In last night’s class discussion we covered Alan November’s classifications of looking at technology in schools through the filter of either automative of informative change. Automating with technology is doing the same things in a more efficient way. Examples include using the computer as a $1,000 pen for writing paragraphs or simply putting class notes that were once on the board into powerpoint form.
Often these initial automative changes ended up creating new and informative uses. An informative use in many ways shifts the traditional structure and definitions of relationships and work within learning. A heady concept but a powerful one none the less. In the video below you’ll have a chance to listen to some educational theories as articulated by one of the most articulate voices in the constructivist movement.
I’m not one for believing that we have to throw everything out and that some direct instruction and good old lecturing are not useful from time to time. What I do find continuing fascinating is the quality and variety of the work that students in a constructivist classroom create.
Technology and its advocates seem to be in two camps. There are those pushing for what Stager calls “Reform TM” that believe it will lead to lower costs.
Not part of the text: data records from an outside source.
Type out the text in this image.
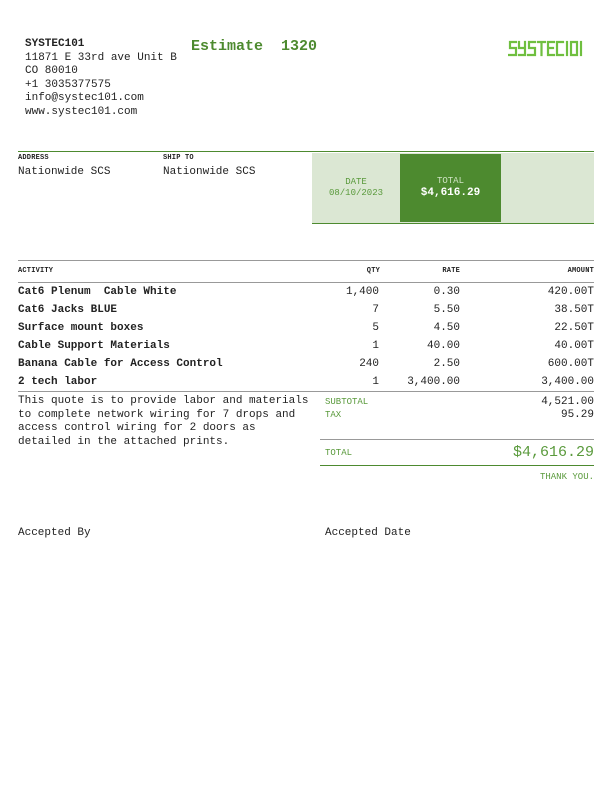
SYSTEC101
11871 E 33rd ave Unit B
CO 80010
+1 3035377575
info@systec101.com
www.systec101.com
Estimate  1320
ADDRESS
Nationwide SCS
SHIP TO
Nationwide SCS
DATE
08/10/2023
TOTAL
$4,616.29
ACTIVITY	QTY	RATE	AMOUNT
Cat6 Plenum  Cable White	1,400	0.30	420.00T
Cat6 Jacks BLUE	7	5.50	38.50T
Surface mount boxes	5	4.50	22.50T
Cable Support Materials	1	40.00	40.00T
Banana Cable for Access Control	240	2.50	600.00T
2 tech labor	1	3,400.00	3,400.00
This quote is to provide labor and materials to complete network wiring for 7 drops and access control wiring for 2 doors as detailed in the attached prints.
SUBTOTAL	4,521.00
TAX	95.29
TOTAL	$4,616.29
THANK YOU.
Accepted By	Accepted Date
This seems to be the dominant mode at the time with online credit recovery courses, supplementing curriculum through the Illinois Virtual School and all. The real power though comes from how the relationships and the work can change when technology is utilized well.
1. When you hear leaders and parents speak about technology in schools what are the primarily advocating for? Do they want glitzy toys and access to the web or do they want the transformative relationship change that a constructivist technology rich environment can bring?
2. We often work in this course with the presumption that these changes to a more student-centered approach are a good thing. Are they? Is there anything we may be losing? Or should we be free to: rethink everything?